Our TemporalStreamingHooks class handles tool calls out of the box - tool requests and responses automatically appear in the UI:

# No special setup needed - just run your agent!
result = await Runner.run(agent, params.event.content.content)

# Create hooks instance with task_id
hooks = TemporalStreamingHooks(task_id=params.task.id)

# Pass hooks to Runner.run() - tool calls now stream to UI automatically
result = await Runner.run(agent, params.event.content.content, hooks=hooks)

Default behavior:

  • on_tool_start(): Creates tool_request message in database → streams to frontend
  • on_tool_end(): Creates tool_response message in database → streams to frontend
  • Frontend automatically renders these as tool call cards (works out of the box!)

Customizing Hooks (Advanced)

Inherit from TemporalStreamingHooks and override any methods to customize behavior:

from agentex.lib.core.temporal.plugins.openai_agents.hooks.hooks import TemporalStreamingHooks
from agentex import adk
from agentex.types.text_content import TextContent

class CustomHooks(TemporalStreamingHooks):
    """Override specific lifecycle events for custom streaming behavior"""

    async def on_tool_start(self, tool_call):
        """Customize what shows when tool starts"""
        # Example: Hide internal tools, show user-facing ones
        if tool_call.tool_name.startswith("internal_"):
            return  # Skip - don't stream to UI

        # Call parent implementation or create custom message
        await super().on_tool_start(tool_call)

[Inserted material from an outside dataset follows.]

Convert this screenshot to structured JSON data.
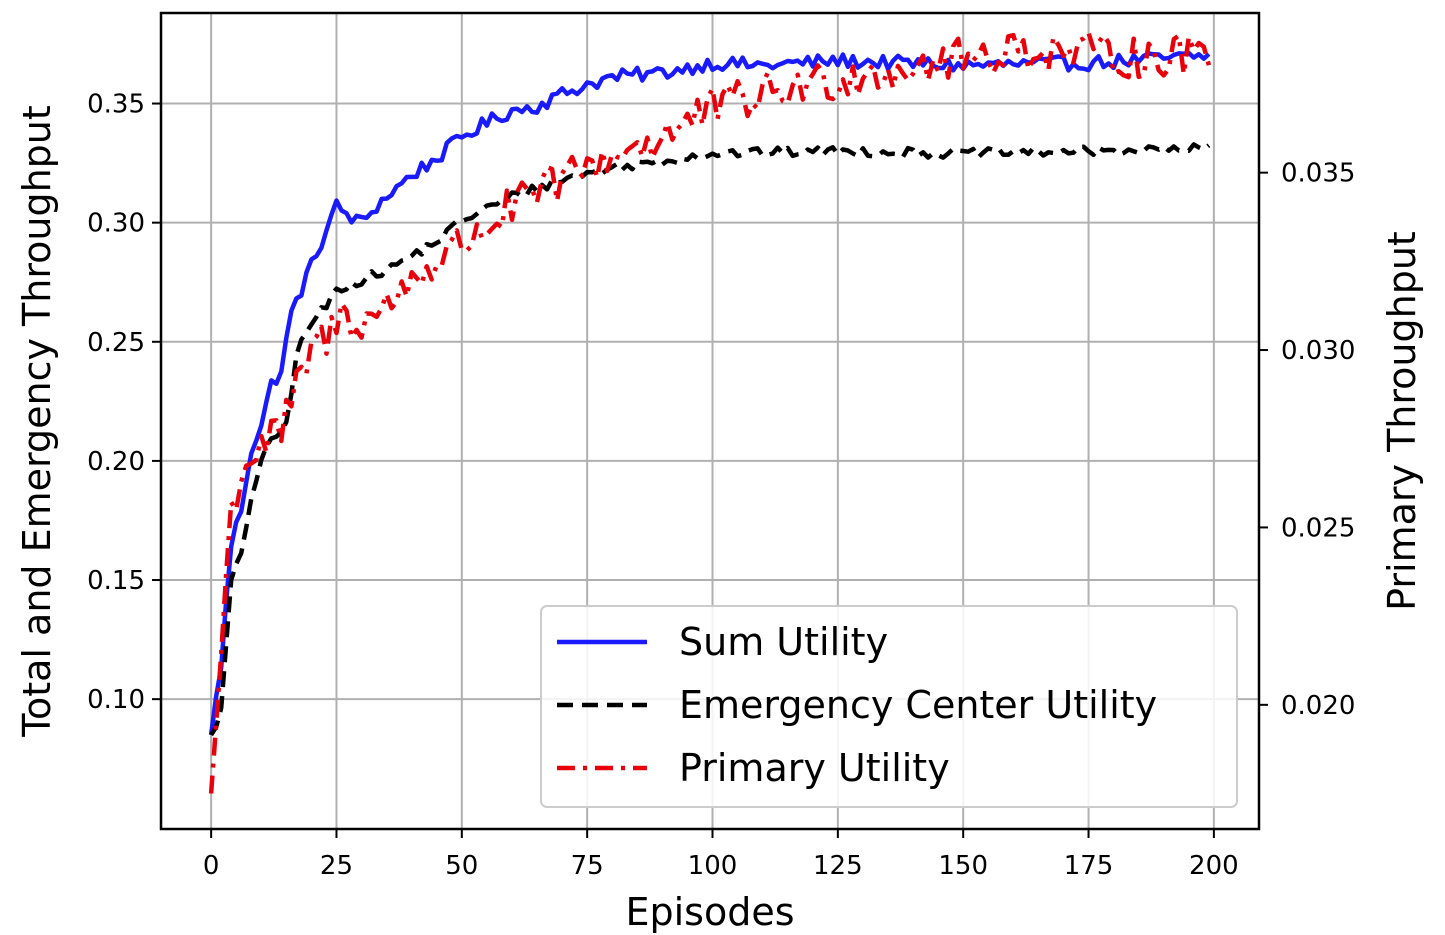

    async def on_agent_start(self, agent, context):
        """Stream agent handoffs to UI"""
        await adk.messages.create(
            task_id=self.task_id,
            content=TextContent(
                author="system",
                content=f"🤖 Agent '{agent.name}' is now active"
            )
        )

    async def on_llm_start(self, context):
        """Log prompts for debugging (don't stream to UI)"""
        # Log to Temporal, not to UI messages
        print(f"LLM prompt: {context.messages}")

# Use your custom hooks
hooks = CustomHooks(task_id=params.task.id)
result = await Runner.run(agent, params.event.content.content, hooks=hooks)

Key Takeaway: Hooks provide flexible streaming for agent events beyond LLM responses. Use the default class for tool call visibility out of the box, or inherit and override for custom behavior. This gives you fine-grained control over what users see in the UI.

What You'll See

Agent Response:

Hello World Response

Temporal UI - Automatic Activity:

Hello World Temporal UI

The invoke_model_activity is created automatically by the plugin, providing full observability.